Dalam konteks pengambilan keputusan yang berkaitan dengan kebijakan publik, kaum utilitaris menghendaki agar kita harus memilki alternatif yang menghasilkan akibat-akibat positif yang lebih besar dibandingkan dengan akibat-akibat buruk. Secara tegas utilitarisme mengatakan bahwa manusia dalam setiap tindakannya wajib berusaha menghasilkan kebaikan yang lebih besar bagi sebanyak mungkin orang. Di sini utilitarisme sebenarnya menyerukan suatu prinsip universal. Artinya tuntutan untuk bertindak baik bukan demi kepentingan pelaku tindakan itu sendiri tetapi untuk kepentingan orang lain. Jadi perhatiannya lebih kepada kepentingan semua orang yang terpengaruh oleh akibat dari suatu tindakan, termasuk kepentingan pelaku itu sendiri. Dengan ini utilitarisme memberikan suatu pesan moral bahwa dengan mengorbankan kepentingan sendiri demi kebaikan orang lain adalah suatu tindakan moral yang bernilai tinggi.

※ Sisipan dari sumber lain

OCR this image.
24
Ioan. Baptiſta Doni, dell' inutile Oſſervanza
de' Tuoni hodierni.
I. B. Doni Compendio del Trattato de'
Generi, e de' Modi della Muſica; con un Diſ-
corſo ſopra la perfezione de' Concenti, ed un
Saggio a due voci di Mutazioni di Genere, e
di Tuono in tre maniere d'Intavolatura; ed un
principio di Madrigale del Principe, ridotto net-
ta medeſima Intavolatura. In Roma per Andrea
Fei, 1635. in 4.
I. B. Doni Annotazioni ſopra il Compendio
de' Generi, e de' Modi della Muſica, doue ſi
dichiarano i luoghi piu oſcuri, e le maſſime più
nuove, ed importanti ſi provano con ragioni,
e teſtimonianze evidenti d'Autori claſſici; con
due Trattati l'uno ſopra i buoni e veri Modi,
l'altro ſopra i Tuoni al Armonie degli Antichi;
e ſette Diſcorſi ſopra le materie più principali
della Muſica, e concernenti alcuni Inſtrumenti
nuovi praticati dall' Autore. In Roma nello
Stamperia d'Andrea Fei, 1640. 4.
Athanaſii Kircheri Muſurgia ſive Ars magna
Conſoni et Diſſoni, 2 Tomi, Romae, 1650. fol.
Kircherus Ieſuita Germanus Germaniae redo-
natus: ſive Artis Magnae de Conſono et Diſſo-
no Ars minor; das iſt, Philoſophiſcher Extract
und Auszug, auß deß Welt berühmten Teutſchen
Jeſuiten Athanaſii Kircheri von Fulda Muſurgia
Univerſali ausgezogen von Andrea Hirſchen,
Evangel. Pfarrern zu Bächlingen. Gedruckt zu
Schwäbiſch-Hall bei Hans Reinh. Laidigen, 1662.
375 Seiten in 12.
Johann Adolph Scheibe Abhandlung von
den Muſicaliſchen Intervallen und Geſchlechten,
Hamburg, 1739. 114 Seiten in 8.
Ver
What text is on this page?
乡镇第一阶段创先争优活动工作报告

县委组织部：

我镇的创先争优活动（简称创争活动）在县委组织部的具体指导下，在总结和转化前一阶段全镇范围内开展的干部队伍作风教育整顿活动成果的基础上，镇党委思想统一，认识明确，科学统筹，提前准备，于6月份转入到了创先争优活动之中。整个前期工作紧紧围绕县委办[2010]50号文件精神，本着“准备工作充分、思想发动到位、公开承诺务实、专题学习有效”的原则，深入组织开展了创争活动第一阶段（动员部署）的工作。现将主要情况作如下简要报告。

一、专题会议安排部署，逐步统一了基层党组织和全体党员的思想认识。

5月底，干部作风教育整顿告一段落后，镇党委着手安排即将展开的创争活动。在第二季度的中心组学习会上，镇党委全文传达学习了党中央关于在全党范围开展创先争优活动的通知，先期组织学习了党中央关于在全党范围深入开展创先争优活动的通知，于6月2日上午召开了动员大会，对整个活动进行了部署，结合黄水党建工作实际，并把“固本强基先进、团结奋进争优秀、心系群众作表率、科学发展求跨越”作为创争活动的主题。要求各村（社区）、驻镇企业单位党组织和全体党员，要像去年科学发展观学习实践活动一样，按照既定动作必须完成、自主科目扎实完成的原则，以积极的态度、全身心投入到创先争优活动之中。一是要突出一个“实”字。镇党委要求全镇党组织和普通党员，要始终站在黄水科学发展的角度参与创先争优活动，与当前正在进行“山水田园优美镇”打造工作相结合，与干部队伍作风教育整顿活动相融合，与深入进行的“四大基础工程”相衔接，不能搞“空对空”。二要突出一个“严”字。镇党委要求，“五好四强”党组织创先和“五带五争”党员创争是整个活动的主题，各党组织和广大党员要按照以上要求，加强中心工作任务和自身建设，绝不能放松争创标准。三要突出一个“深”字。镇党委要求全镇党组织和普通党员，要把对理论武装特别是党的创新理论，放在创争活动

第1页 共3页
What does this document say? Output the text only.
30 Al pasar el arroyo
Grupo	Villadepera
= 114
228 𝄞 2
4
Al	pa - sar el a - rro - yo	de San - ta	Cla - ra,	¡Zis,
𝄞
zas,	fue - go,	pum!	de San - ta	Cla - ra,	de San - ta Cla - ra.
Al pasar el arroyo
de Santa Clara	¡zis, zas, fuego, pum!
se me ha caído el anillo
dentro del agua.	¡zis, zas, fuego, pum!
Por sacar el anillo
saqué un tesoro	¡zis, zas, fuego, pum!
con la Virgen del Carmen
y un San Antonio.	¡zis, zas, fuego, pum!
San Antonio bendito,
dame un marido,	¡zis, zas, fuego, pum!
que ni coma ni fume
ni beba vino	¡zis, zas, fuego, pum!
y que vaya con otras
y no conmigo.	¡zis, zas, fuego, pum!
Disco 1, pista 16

Rasionalitas kaum utilitaris terletak dalam pandangannya bahwa orang harus melihat terlebih dahulu segi-segi yang relevan agar dapat mengambil keputusan secara tepat. Rasionalitas ini sejalan dengan sebuah prinsip moral yang fundamental dari kaum utilitaris yakni “kita bertanggung jawab atas akibat-akibat dari apa yang kita lakukan”. Ini berarti tindakan kita harus diupaya agar sesuai dengan kepentinga, hak dan harapan sebanyak mungkin orang. Dengan demikian bagi kaum utilitaris tuntutan selanjutnya adalah “setiap orang bertanggung jawab terhadap sesamanya”. Sebab sesamalah orang yang akan terkena akibat dari tindakan kita.